Мать Мии не только танцевать умела, но и была порядочной портнихой. Как-то ей удалось попасть в модный дом «Китмир», который открыла в Париже великая княгиня Мария Павловна. Кстати сказать, та самая Нестеровская, о которой я недавно упоминала, тоже имела свой модный дом «Бери», где шились роскошные туалеты, и когда с исполнением заказа опаздывали, великий князь Гавриил Романович, бывало, сам выходил к клиенткам и заговаривал им зубы, пленял своими манерами, пока их наряды спешно дошивались.

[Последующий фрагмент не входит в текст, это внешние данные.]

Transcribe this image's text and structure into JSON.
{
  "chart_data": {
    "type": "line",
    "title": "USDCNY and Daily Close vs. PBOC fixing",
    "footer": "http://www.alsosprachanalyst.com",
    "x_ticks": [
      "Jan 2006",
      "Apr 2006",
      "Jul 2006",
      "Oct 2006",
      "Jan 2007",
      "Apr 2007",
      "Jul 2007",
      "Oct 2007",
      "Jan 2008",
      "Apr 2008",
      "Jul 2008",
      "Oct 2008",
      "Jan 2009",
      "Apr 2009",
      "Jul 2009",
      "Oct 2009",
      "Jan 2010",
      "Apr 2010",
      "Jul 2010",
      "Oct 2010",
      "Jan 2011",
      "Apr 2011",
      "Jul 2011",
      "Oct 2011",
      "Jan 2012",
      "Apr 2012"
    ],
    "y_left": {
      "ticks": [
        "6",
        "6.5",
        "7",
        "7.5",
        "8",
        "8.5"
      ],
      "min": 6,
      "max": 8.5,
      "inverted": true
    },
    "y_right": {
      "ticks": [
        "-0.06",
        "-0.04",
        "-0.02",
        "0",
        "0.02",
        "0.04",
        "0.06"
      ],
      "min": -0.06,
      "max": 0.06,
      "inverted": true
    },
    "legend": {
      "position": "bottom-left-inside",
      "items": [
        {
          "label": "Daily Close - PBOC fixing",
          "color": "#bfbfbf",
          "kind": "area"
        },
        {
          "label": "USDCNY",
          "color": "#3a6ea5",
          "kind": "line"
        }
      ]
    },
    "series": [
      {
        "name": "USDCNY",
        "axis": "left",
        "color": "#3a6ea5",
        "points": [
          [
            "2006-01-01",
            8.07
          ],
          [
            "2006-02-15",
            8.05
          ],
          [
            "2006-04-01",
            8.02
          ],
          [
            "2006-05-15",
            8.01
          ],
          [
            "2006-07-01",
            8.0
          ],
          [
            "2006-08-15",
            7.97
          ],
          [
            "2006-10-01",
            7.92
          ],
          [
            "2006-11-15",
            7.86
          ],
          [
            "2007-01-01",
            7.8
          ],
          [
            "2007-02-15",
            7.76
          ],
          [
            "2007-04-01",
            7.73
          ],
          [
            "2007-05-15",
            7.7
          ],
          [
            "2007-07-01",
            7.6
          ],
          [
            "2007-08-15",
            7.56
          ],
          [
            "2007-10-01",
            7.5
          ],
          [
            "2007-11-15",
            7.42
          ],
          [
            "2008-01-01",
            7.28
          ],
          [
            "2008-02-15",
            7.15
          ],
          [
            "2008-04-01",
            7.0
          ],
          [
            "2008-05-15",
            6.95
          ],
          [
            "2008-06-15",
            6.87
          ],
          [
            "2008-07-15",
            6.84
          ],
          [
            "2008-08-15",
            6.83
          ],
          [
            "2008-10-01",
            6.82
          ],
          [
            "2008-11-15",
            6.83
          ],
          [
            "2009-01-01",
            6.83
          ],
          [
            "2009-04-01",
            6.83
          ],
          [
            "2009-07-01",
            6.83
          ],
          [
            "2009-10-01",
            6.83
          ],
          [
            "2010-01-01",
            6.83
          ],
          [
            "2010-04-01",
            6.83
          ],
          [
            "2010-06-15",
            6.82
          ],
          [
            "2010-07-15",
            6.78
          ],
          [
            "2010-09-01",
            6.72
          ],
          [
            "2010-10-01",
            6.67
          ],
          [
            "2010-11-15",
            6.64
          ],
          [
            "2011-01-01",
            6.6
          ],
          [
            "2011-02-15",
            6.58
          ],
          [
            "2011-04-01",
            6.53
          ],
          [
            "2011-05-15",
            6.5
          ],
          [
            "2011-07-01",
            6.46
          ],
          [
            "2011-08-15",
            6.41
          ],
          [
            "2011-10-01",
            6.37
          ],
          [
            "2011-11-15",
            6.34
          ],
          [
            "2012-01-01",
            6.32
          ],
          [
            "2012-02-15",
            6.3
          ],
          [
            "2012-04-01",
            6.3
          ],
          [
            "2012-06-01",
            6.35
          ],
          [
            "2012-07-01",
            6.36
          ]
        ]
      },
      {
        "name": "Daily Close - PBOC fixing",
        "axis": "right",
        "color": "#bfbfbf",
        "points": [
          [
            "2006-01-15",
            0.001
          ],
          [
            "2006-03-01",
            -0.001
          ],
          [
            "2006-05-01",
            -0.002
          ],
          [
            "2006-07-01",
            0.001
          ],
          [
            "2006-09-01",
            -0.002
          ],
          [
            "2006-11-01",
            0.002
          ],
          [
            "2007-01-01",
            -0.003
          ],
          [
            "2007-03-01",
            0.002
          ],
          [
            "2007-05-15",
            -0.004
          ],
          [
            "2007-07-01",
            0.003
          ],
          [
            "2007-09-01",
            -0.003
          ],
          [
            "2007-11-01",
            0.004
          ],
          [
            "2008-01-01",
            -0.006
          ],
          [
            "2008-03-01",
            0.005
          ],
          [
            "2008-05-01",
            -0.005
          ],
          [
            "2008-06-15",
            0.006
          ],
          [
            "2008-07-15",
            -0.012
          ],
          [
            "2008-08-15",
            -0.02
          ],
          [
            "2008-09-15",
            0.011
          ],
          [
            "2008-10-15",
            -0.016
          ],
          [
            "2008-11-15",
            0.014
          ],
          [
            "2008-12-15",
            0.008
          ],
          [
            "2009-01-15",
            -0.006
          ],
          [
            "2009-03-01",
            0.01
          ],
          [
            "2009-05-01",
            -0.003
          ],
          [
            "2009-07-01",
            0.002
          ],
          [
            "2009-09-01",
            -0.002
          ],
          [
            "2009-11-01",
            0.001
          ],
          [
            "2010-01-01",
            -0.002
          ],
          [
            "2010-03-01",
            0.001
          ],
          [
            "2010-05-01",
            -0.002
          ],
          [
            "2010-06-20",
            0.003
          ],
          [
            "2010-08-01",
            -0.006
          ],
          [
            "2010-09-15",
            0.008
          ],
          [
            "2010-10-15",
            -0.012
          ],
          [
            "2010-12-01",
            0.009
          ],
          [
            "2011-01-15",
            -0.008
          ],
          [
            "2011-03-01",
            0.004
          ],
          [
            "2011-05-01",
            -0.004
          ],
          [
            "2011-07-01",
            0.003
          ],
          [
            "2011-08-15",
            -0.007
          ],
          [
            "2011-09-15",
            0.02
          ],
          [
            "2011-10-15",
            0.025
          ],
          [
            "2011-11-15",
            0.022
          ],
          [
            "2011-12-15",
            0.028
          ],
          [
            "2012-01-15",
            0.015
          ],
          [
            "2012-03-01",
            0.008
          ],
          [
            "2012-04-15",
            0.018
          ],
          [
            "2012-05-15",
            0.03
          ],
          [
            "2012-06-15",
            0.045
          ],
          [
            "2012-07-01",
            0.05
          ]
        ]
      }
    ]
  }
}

Клянусь, что не вру, потому что и сама в свое время была их заказчицей!
Можно, конечно, повздыхать здесь: сколько, мол, пришлось претерпеть лучшим людям России, да уж столько вздохов на эту тему было испущено, что не стоит снова воздух сотрясать!

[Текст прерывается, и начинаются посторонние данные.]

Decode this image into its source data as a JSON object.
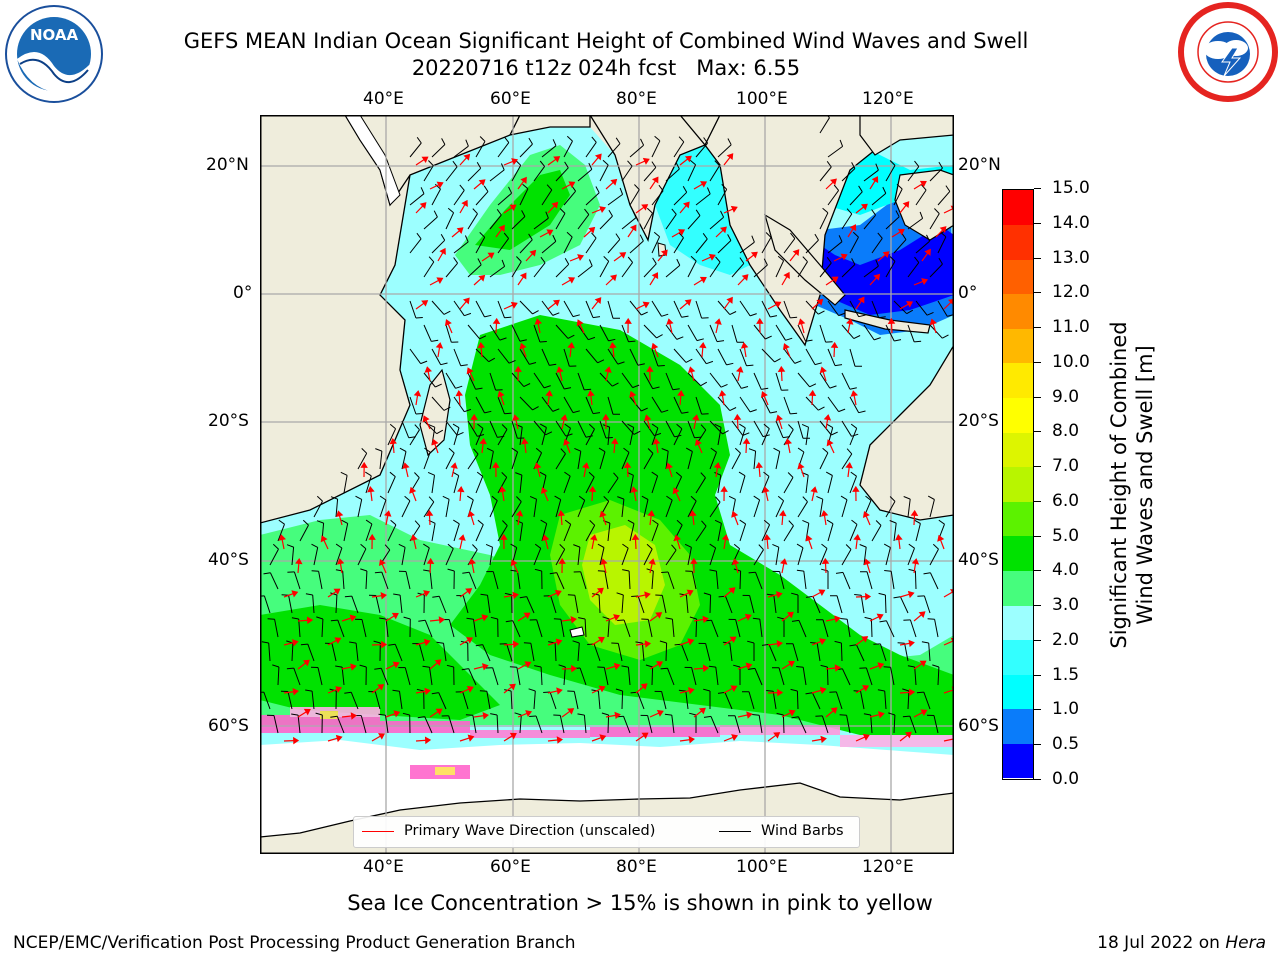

Мия тоже устроилась было портнихой, однако толку от нее в этом деле не было – слишком уж непоседлива оказалась. Сиделкой в больницу для бедных ей идти не хотелось, а в хороший госпиталь устроиться оказалось невозможно: у нее не было медицинского диплома. Да и хватило ей по горло фронтовой медицины! Кто-то познакомил ее с моей мачехой, та предложила ей сначала служить на кухне, подсобницей, но увидела ее брата… потом Мия показала ей, как они танцуют… Ну вот они и стали «звездами» в «Черной шали»!
Я уж рассказывала, каким образом расстроилась ее танцевальная карьера. И вот, выгнанная вон, Мия внезапно встретила на улице бывшего, еще петербургского, гувернера-француза своего брата! Я же говорю – у каждого эмигранта есть история своих невероятных встреч в Париже… Вернувшись на родину, этот бывший гувернер открыл магазин и даже преуспевал. Он одобрительно осмотрел стройную фигуру Мии и посоветовал ей пойти манекеном в maison de couture. У него были знакомства в доме «Вионне» – знакомства прежние, тоже еще петербургские, потому что мужем хозяйки-француженки был русский генерал Нечволодов, эмигрант, который владел преуспевающим обувным предприятием «Нетч и Фратер».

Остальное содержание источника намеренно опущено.